We all struggle from time to time communicating something that we want to say. So, we can relate to the struggle that a person with Huntington’s Disease has a continual basis. Most of the time, the memories are still there and the desire to communicate and talk about them is there as well. The problem is the short-circuited brain that no longer has the link to quickly communicate it and talk about it like you and I have.

So, the next time you want to talk about the TV show, consider this technique and see if it will help. I think it is something that I will keep in mind for the future so that Robert and I can talk about some of our favorite shows. But, Robert, please note, I still won’t watch the Walking Dead. Even if it is for a good cause. Maybe you can talk your brother into that one. 

*Names were changed to protect those who may not want to share their diagnosis. 

Putting it In a Different Prespective

I love reading! I read something just about every day for total fun. I am a definite book worm.
I also like to read books that I have read before. I have many books that I have read multiple times. It seems that every time I read a book, I catch something that I missed the last time I read it.

Such is the case with Inside the O'Brien's by Lisa Genova. I just finished reading it for the second time a few days ago. There was a small little portion that really stood out to me. Kind of a wow moment for me.

First, for those of you that have not read this book... It is the story of a family living with Huntington's Disease. It begins with a diagnosis of the dad (Joe) in the family when there was no known history of the disease. Of course, after the diagnosis, it becomes clear that his mom had it and that was her problem when he was young. Throughout the story, the family of 6 - mom, dad and 4 children must deal with the disease. You get a glimpse into how they do it. It is great story for anybody that everybody should read. I thoroughly enjoyed it.

What hit me this time is one small part of it towards the end...

Joe, his two boys and a friend are all at a Red Sox game. Joe is looking around the stadium that has approximately 37,000 people. He has this moment where he can't seem to focus on any of these faces around him when it hits him. The number of people in this stadium is equal to the approximate number of people diagnosed with Huntington's Disease in the country. Yes, a stadium full of faceless people is about the number of people in this world that have Huntington's Disease. Only, to Joe, his family, my family and all the other families dealing with this disease, those are not faceless people. Each one of them has face and an identity and a family around them.

Granted, this stadium of people is small compared to the numbers of people that have cancer or Alzheimer's or ALS or any other number of diseases that a more well known. I know there are so many more people out there that are dealing with these other diseases. I don't mean to diminish them or make them seem insignificant because I know they are not. But, for the family that is living with a diagnosis of Huntington's, that stadium full of people is a significant number.

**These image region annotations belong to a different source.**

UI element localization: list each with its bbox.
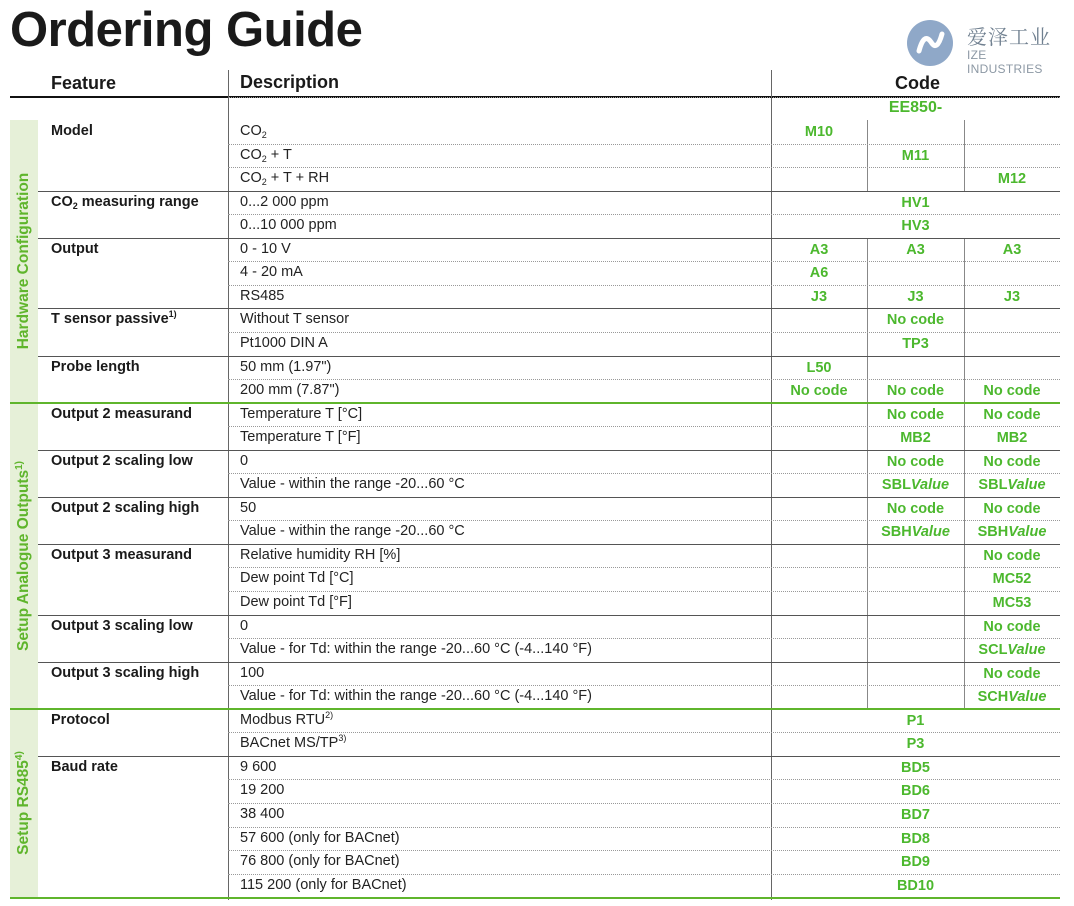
order-code-text: SCL (978, 642, 1008, 659)
order-code-text: SBH (977, 524, 1009, 541)
column-divider (228, 70, 229, 900)
order-code-text: A3 (1002, 241, 1022, 258)
feature-sup: 1) (168, 309, 177, 320)
order-code-text: MC53 (992, 595, 1032, 611)
row-description (240, 359, 331, 375)
feature-text-2: measuring range (77, 193, 199, 210)
order-code (867, 430, 964, 446)
order-code (867, 148, 964, 164)
description-sub: 2 (261, 177, 267, 188)
row-rule (228, 827, 1060, 828)
feature-text: Output 3 scaling high (51, 664, 200, 681)
description-text: Temperature T [°C] (240, 405, 363, 422)
order-code-text: A3 (809, 241, 829, 258)
row-description (240, 147, 292, 163)
order-code-text: M10 (804, 124, 834, 140)
page-title: Ordering Guide (10, 3, 363, 57)
order-code (867, 501, 964, 517)
row-rule (228, 261, 1060, 262)
row-description (240, 406, 362, 422)
order-code-text: J3 (907, 288, 924, 305)
feature-label (51, 123, 93, 139)
description-text: Dew point Td [°F] (240, 594, 352, 610)
order-code: BD6 (900, 783, 930, 800)
description-text-2: + T + RH (266, 170, 330, 187)
section-label-text: Hardware Configuration (15, 173, 32, 350)
order-code (964, 242, 1060, 258)
feature-text: CO (51, 193, 73, 210)
order-code: HV3 (901, 218, 930, 235)
order-code (964, 477, 1060, 493)
order-code-variable: Value (1007, 642, 1046, 659)
row-description (240, 782, 284, 798)
description-text: 0...10 000 ppm (240, 217, 337, 234)
order-code-text: M11 (901, 147, 930, 164)
feature-label (51, 241, 99, 257)
description-text: 0...2 000 ppm (240, 193, 329, 210)
feature-text: Output (51, 240, 99, 257)
feature-text: Output 3 scaling low (51, 617, 193, 634)
row-rule (228, 520, 1060, 521)
description-text: 9 600 (240, 758, 277, 775)
section-label (15, 173, 33, 350)
order-code (867, 289, 964, 305)
order-code (964, 689, 1060, 705)
description-text: Modbus RTU (240, 711, 326, 728)
order-code-variable: Value (910, 477, 950, 494)
order-code (771, 265, 867, 281)
order-code-variable: Value (911, 524, 950, 541)
row-rule (228, 214, 1060, 215)
order-code-text: No code (790, 383, 848, 400)
order-code (867, 407, 964, 423)
order-code (964, 501, 1060, 517)
order-code-text: No code (983, 500, 1041, 517)
order-code (964, 383, 1060, 399)
order-code-variable: Value (1008, 524, 1047, 541)
row-description (240, 806, 284, 822)
feature-text: Output 2 measurand (51, 405, 192, 422)
header-code: Code (895, 73, 940, 93)
order-code-variable: Value (1008, 689, 1047, 706)
order-code-text: No code (983, 453, 1041, 470)
order-code: P1 (906, 712, 925, 729)
order-code (964, 619, 1060, 635)
row-description (240, 311, 349, 327)
order-code: HV1 (901, 194, 930, 211)
order-code (964, 666, 1060, 682)
order-code-text: No code (886, 453, 945, 470)
feature-rule (38, 450, 1060, 451)
section-rule (10, 708, 1060, 710)
row-description (240, 170, 329, 186)
order-code (867, 524, 964, 540)
order-code-text: J3 (1003, 288, 1021, 305)
description-sub: 2 (261, 130, 267, 140)
order-code (964, 571, 1060, 587)
order-code-text: MC52 (992, 571, 1032, 588)
section-rule (10, 402, 1060, 404)
order-code: P3 (906, 736, 925, 753)
row-description (240, 241, 291, 257)
table-bottom-rule (10, 897, 1060, 899)
order-code (771, 124, 867, 140)
row-rule (228, 732, 1060, 733)
section-label-text: Setup Analogue Outputs (15, 469, 32, 651)
row-description (240, 523, 465, 539)
section-label-sup: 4) (13, 751, 25, 761)
order-code-text: No code (983, 406, 1041, 423)
description-text: 200 mm (7.87") (240, 382, 340, 399)
row-description (240, 830, 400, 846)
row-rule (228, 803, 1060, 804)
section-label-text: Setup RS485 (15, 760, 32, 855)
feature-label (51, 194, 199, 210)
row-description (240, 618, 248, 634)
row-description (240, 594, 352, 610)
feature-rule (38, 497, 1060, 498)
row-description (240, 194, 329, 210)
description-text: 0 (240, 617, 249, 634)
row-description (240, 877, 407, 893)
order-code (964, 524, 1060, 540)
section-band-1 (10, 120, 38, 403)
row-rule (228, 591, 1060, 592)
section-label-sup: 1) (13, 460, 25, 470)
description-sup: 2) (325, 709, 334, 720)
description-text: 4 - 20 mA (240, 264, 303, 281)
feature-rule (38, 662, 1060, 663)
feature-label (51, 406, 192, 422)
row-description (240, 453, 248, 469)
logo-text-cn: 爱泽工业 (967, 25, 1051, 49)
order-code (867, 242, 964, 258)
order-code (964, 454, 1060, 470)
row-rule (228, 685, 1060, 686)
row-description (240, 264, 303, 280)
feature-label (51, 453, 193, 469)
feature-rule (38, 191, 1060, 192)
order-code-text: SBL (881, 477, 911, 494)
row-description (240, 570, 354, 586)
order-code-text: MB2 (996, 430, 1028, 447)
order-code (867, 312, 964, 328)
feature-text: Output 2 scaling high (51, 499, 200, 516)
logo-icon (905, 18, 955, 68)
order-code (964, 548, 1060, 564)
description-text: CO (240, 170, 262, 187)
order-code-text: No code (983, 383, 1041, 400)
order-code (771, 360, 867, 376)
feature-label (51, 712, 110, 728)
feature-text: Output 2 scaling low (51, 452, 193, 469)
order-code-text: L50 (806, 359, 832, 376)
description-text-2: + T (266, 146, 292, 163)
logo-text-en: IZE INDUSTRIES (967, 48, 1043, 76)
row-description (240, 500, 256, 516)
order-code: BD9 (900, 854, 930, 871)
order-code (867, 477, 964, 493)
row-description (240, 735, 346, 751)
header-dotted-rule (228, 97, 1060, 98)
row-description (240, 123, 267, 139)
row-description (240, 688, 592, 704)
row-rule (228, 874, 1060, 875)
order-code (964, 289, 1060, 305)
description-text: Value - for Td: within the range -20...60 °C (-4...140 °F) (240, 688, 592, 705)
feature-rule (38, 308, 1060, 309)
description-sup: 3) (338, 733, 347, 744)
feature-rule (38, 544, 1060, 545)
order-code-text: No code (886, 500, 945, 517)
row-rule (228, 426, 1060, 427)
row-description (240, 429, 361, 445)
section-label (15, 461, 33, 651)
order-code (867, 336, 964, 352)
order-code (964, 430, 1060, 446)
row-rule (228, 567, 1060, 568)
description-text: 57 600 (only for BACnet) (240, 829, 400, 846)
feature-rule (38, 238, 1060, 239)
description-text: CO (240, 123, 262, 139)
row-rule (228, 850, 1060, 851)
order-code-text: M12 (997, 171, 1027, 188)
order-code-text: No code (983, 665, 1041, 682)
description-text: 115 200 (only for BACnet) (240, 876, 407, 893)
row-description (240, 476, 465, 492)
order-code-text: No code (886, 383, 945, 400)
order-code-variable: Value (1007, 477, 1046, 494)
feature-text: Protocol (51, 711, 110, 728)
order-code: BD7 (900, 806, 930, 823)
feature-label (51, 359, 140, 375)
row-description (240, 217, 337, 233)
description-text: Dew point Td [°C] (240, 570, 354, 587)
section-band-3 (10, 709, 38, 897)
row-description (240, 382, 339, 398)
feature-text: Probe length (51, 358, 140, 375)
row-rule (228, 638, 1060, 639)
description-text: 50 (240, 499, 257, 516)
order-code-text: A3 (906, 241, 925, 258)
order-code-text: SCH (977, 689, 1009, 706)
order-code (867, 383, 964, 399)
feature-text: Output 3 measurand (51, 546, 192, 563)
row-rule (228, 285, 1060, 286)
row-description (240, 853, 400, 869)
row-description (240, 709, 334, 728)
order-code (964, 407, 1060, 423)
row-description (240, 335, 328, 351)
description-text: Value - for Td: within the range -20...60 °C (-4...140 °F) (240, 641, 592, 658)
order-code-text: No code (983, 618, 1041, 635)
description-text: Value - within the range -20...60 °C (240, 476, 465, 493)
header-feature: Feature (51, 73, 117, 93)
order-code: BD5 (900, 759, 930, 776)
order-code: BD10 (896, 877, 935, 894)
description-text: 76 800 (only for BACnet) (240, 853, 400, 870)
order-code (964, 642, 1060, 658)
row-rule (228, 379, 1060, 380)
order-code (771, 289, 867, 305)
order-code (771, 383, 867, 399)
feature-label (51, 500, 199, 516)
description-text: Without T sensor (240, 311, 350, 328)
row-description (240, 288, 284, 304)
description-text: 0 - 10 V (240, 240, 291, 257)
feature-text: Baud rate (51, 758, 118, 775)
order-code-text: No code (983, 547, 1041, 564)
order-code-text: MB2 (900, 430, 931, 447)
row-description (240, 641, 592, 657)
description-text: 50 mm (1.97") (240, 358, 332, 375)
row-description (240, 547, 400, 563)
order-code-text: A6 (809, 265, 829, 282)
order-code-text: SBH (881, 524, 912, 541)
feature-label (51, 665, 199, 681)
row-rule (228, 332, 1060, 333)
order-code-text: No code (886, 312, 945, 329)
order-code-text: No code (886, 406, 945, 423)
description-text: CO (240, 146, 262, 163)
section-label (15, 751, 33, 855)
description-text: BACnet MS/TP (240, 735, 339, 752)
header-description: Description (240, 72, 340, 92)
description-text: RS485 (240, 287, 285, 304)
row-rule (228, 473, 1060, 474)
description-text: Temperature T [°F] (240, 429, 361, 446)
row-rule (228, 779, 1060, 780)
company-logo (905, 18, 1065, 76)
feature-label (51, 759, 118, 775)
description-text: Value - within the range -20...60 °C (240, 523, 465, 540)
order-code (867, 454, 964, 470)
order-code: BD8 (900, 830, 930, 847)
row-rule (228, 167, 1060, 168)
description-text: Relative humidity RH [%] (240, 546, 401, 563)
feature-label (51, 547, 192, 563)
feature-text: T sensor passive (51, 311, 169, 328)
order-code (964, 595, 1060, 611)
row-description (240, 759, 276, 775)
feature-label (51, 618, 193, 634)
description-sub: 2 (261, 153, 267, 164)
code-subdivider (867, 403, 868, 709)
feature-rule (38, 356, 1060, 357)
order-code-text: SBL (978, 477, 1008, 494)
section-band-2 (10, 403, 38, 709)
feature-text: Model (51, 123, 93, 139)
description-text: 100 (240, 664, 265, 681)
description-text: Pt1000 DIN A (240, 334, 328, 351)
description-text: 38 400 (240, 805, 285, 822)
order-code (771, 242, 867, 258)
description-text: 19 200 (240, 782, 285, 799)
description-text: 0 (240, 452, 249, 469)
row-description (240, 665, 264, 681)
order-code-text: TP3 (902, 335, 929, 352)
feature-rule (38, 756, 1060, 757)
feature-rule (38, 615, 1060, 616)
order-code (964, 171, 1060, 187)
row-rule (228, 144, 1060, 145)
feature-label (51, 311, 177, 327)
feature-sub: 2 (72, 200, 78, 211)
order-code-text: J3 (810, 288, 828, 305)
model-prefix: EE850- (888, 99, 943, 116)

The other thing is that the number of people that fill that stadium are the ones that have been diagnosed with Huntington's Disease. Not the number of people that are affected by it. Let's be honest here. As anybody with any type of disease can tell you, it is more that just the diagnosed that are affected by it. The family and friends that care for that person are also affected and living with the diagnosis as well. So, in reality, the number of people affected is larger than just the size of the stadium. If you add in the number of people who could potentially be living with the disease but have not yet been diagnosed, the number of people grows to more than just the size of a stadium.

The reality is, even if the number of people who have Huntington's Disease fills Fenway Park or a high school football stadium, it is still too many people. Even if it was only enough to fill the benches at a pee-wee football game, we need to find a cure. We need to stop another family from suffering the way Robert's family has, the way the O'Brien's did or the way the families of those 37.000 in Fenway Park suffer do.